La pornografia della Shoah

domenica, 27 gennaio 2008

La mia Giornata della memoria come ogni anno mi conduce nelle scuole, la cosa più utile che possa fare chi come me appartiene alla generazione immediatamente successiva, con la fortuna di avere genitori sopravvissuti a un’ecatombe che non ha risparmiato certo gli altri Lerner rimasti a Boryslav, nella regione di Leopoli, quando i miei nonni paterni scelsero invece di emigrare in Palestina. Domattina dunque racconterò e discuterò con i ragazzi della mia valle piemontese. Ma un pensiero al blog lo voglio affidare. E’ legato al malumore profondo che mi hanno lasciato dentro le novecento pagine di Jonathan Littell, tradotte da Einaudi col titolo “Le benevole”.
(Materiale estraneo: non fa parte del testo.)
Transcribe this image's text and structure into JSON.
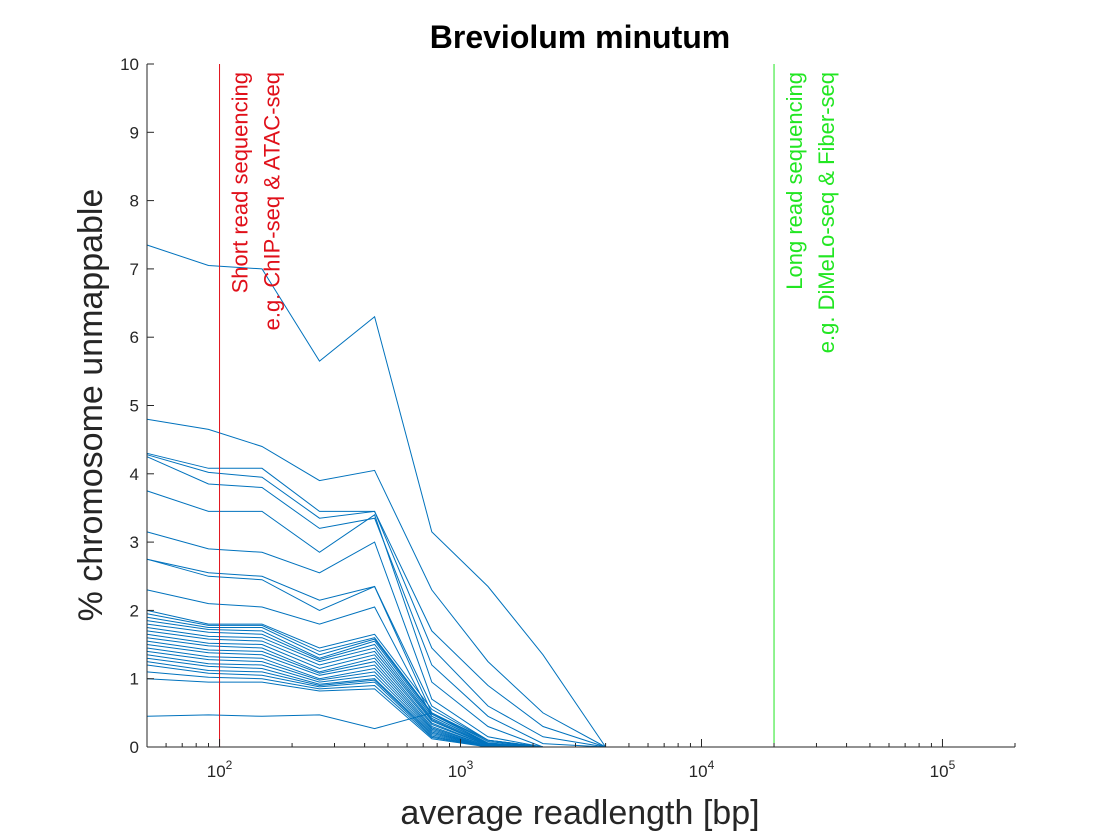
{
  "chart_data": {
    "type": "line",
    "title": "Breviolum minutum",
    "xlabel": "average readlength [bp]",
    "ylabel": "% chromosome unmappable",
    "xscale": "log",
    "xlim": [
      50,
      200000
    ],
    "ylim": [
      0,
      10
    ],
    "yticks": [
      0,
      1,
      2,
      3,
      4,
      5,
      6,
      7,
      8,
      9,
      10
    ],
    "xticks": [
      {
        "value": 100,
        "base": "10",
        "exp": "2"
      },
      {
        "value": 1000,
        "base": "10",
        "exp": "3"
      },
      {
        "value": 10000,
        "base": "10",
        "exp": "4"
      },
      {
        "value": 100000,
        "base": "10",
        "exp": "5"
      }
    ],
    "grid": false,
    "series_color": "#0072BD",
    "x": [
      50,
      90,
      150,
      260,
      440,
      760,
      1300,
      2200,
      4000
    ],
    "series": [
      {
        "values": [
          7.35,
          7.05,
          7.0,
          5.65,
          6.3,
          3.15,
          2.35,
          1.35,
          0
        ]
      },
      {
        "values": [
          4.8,
          4.65,
          4.4,
          3.9,
          4.05,
          2.3,
          1.25,
          0.5,
          0
        ]
      },
      {
        "values": [
          4.3,
          4.08,
          4.08,
          3.45,
          3.45,
          1.7,
          0.9,
          0.3,
          0
        ]
      },
      {
        "values": [
          4.28,
          4.02,
          3.95,
          3.35,
          3.45,
          1.45,
          0.6,
          0.15,
          0
        ]
      },
      {
        "values": [
          4.25,
          3.85,
          3.8,
          3.2,
          3.35,
          1.2,
          0.45,
          0.05,
          0
        ]
      },
      {
        "values": [
          3.75,
          3.45,
          3.45,
          2.85,
          3.4,
          0.95,
          0.3,
          0,
          0
        ]
      },
      {
        "values": [
          3.15,
          2.9,
          2.85,
          2.55,
          3.0,
          0.7,
          0.15,
          0,
          0
        ]
      },
      {
        "values": [
          2.75,
          2.55,
          2.5,
          2.15,
          2.35,
          0.6,
          0.1,
          0,
          0
        ]
      },
      {
        "values": [
          2.75,
          2.5,
          2.45,
          2.0,
          2.35,
          0.5,
          0.05,
          0,
          0
        ]
      },
      {
        "values": [
          2.3,
          2.1,
          2.05,
          1.8,
          2.05,
          0.45,
          0.05,
          0,
          0
        ]
      },
      {
        "values": [
          2.0,
          1.8,
          1.8,
          1.45,
          1.65,
          0.55,
          0.1,
          0,
          0
        ]
      },
      {
        "values": [
          1.95,
          1.78,
          1.78,
          1.4,
          1.6,
          0.5,
          0.08,
          0,
          0
        ]
      },
      {
        "values": [
          1.9,
          1.75,
          1.75,
          1.35,
          1.58,
          0.48,
          0.06,
          0,
          0
        ]
      },
      {
        "values": [
          1.85,
          1.72,
          1.7,
          1.3,
          1.55,
          0.45,
          0.05,
          0,
          0
        ]
      },
      {
        "values": [
          1.8,
          1.68,
          1.65,
          1.28,
          1.5,
          0.42,
          0.04,
          0,
          0
        ]
      },
      {
        "values": [
          1.75,
          1.62,
          1.6,
          1.25,
          1.45,
          0.4,
          0.03,
          0,
          0
        ]
      },
      {
        "values": [
          1.7,
          1.58,
          1.55,
          1.2,
          1.4,
          0.38,
          0.03,
          0,
          0
        ]
      },
      {
        "values": [
          1.65,
          1.52,
          1.5,
          1.15,
          1.35,
          0.35,
          0.02,
          0,
          0
        ]
      },
      {
        "values": [
          1.6,
          1.48,
          1.45,
          1.1,
          1.3,
          0.33,
          0.02,
          0,
          0
        ]
      },
      {
        "values": [
          1.55,
          1.42,
          1.4,
          1.08,
          1.25,
          0.3,
          0.01,
          0,
          0
        ]
      },
      {
        "values": [
          1.5,
          1.38,
          1.35,
          1.05,
          1.2,
          0.28,
          0.01,
          0,
          0
        ]
      },
      {
        "values": [
          1.45,
          1.32,
          1.3,
          1.0,
          1.15,
          0.26,
          0,
          0,
          0
        ]
      },
      {
        "values": [
          1.4,
          1.28,
          1.25,
          0.98,
          1.1,
          0.24,
          0,
          0,
          0
        ]
      },
      {
        "values": [
          1.35,
          1.22,
          1.2,
          0.95,
          1.05,
          0.22,
          0,
          0,
          0
        ]
      },
      {
        "values": [
          1.3,
          1.18,
          1.15,
          0.92,
          1.0,
          0.2,
          0,
          0,
          0
        ]
      },
      {
        "values": [
          1.25,
          1.12,
          1.1,
          0.9,
          0.98,
          0.18,
          0,
          0,
          0
        ]
      },
      {
        "values": [
          1.2,
          1.08,
          1.05,
          0.88,
          0.95,
          0.16,
          0,
          0,
          0
        ]
      },
      {
        "values": [
          1.1,
          1.02,
          1.0,
          0.85,
          0.9,
          0.14,
          0,
          0,
          0
        ]
      },
      {
        "values": [
          1.0,
          0.95,
          0.95,
          0.82,
          0.85,
          0.12,
          0,
          0,
          0
        ]
      },
      {
        "values": [
          0.45,
          0.47,
          0.45,
          0.47,
          0.27,
          0.5,
          0.1,
          0,
          0
        ]
      }
    ],
    "annotations": [
      {
        "x": 100,
        "color": "#e0101a",
        "lines": [
          "Short read sequencing",
          "e.g. ChIP-seq & ATAC-seq"
        ]
      },
      {
        "x": 20000,
        "color": "#22e622",
        "lines": [
          "Long read sequencing",
          "e.g. DiMeLo-seq & Fiber-seq"
        ]
      }
    ]
  }
}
In Francia ha vinto il premio Goncourt e l’hanno presentato come un capolavoro, certamente il classico caso letterario: la storia delle atrocità naziste narrate in prima persona da un ufficiale delle SS che dalle fucilazioni di massa in Ucraina (la mia terra d’origine), a Stalingrado, a Auschwitz fino agli ultimi giorni di Berlino, non ce ne risparmia una.
Ebbene, nonostante la sua indubbia potenza narrativa, considero Littell autore di una vera e propria impresa pornografica. E anche attraverso il successo di libri modernissimi come il suo, vedo con disagio farsi avanti questa pornografia della Shoah. Quasi che per ricordare noi dovessimo per forza entrare in una dimensione morbosa, malata: brutto segno dei nostri tempi.
Dico pornografia non solo perchè Littel ha bisogno di inventarsi una biografia incestuosa, un’omosessualità vissuta come colpa, il sesso come ossessione nella mente del carnefice. Ma per il gusto di dettagliare il male in tutte le sue atrocità fino al limite dell’immaginabile. Novecento pagine implacabili nelle descrizioni, zeppe di ogni liquido e di ogni fetore, impregnate di fantasie maniacali, fin nel recondito delle fosse comuni e delle camere a gas.
Ho ripensato alla sobrietà del racconto di Primo Levi come faticosa conquista di razionalità, ma anche come forma di pudore, in difesa della dignità delle vittime. Possibile che nel 2008 occorra la pornografia di Littel per ricordare? O è solo di elettroshock per i nostri sensi assopiti che andiamo in cerca?
Non credo che la casa editrice Einaudi, al tempo in cui la frequentava Primo Levi, avrebbe osato pubblicare “Le benevole” di Littell.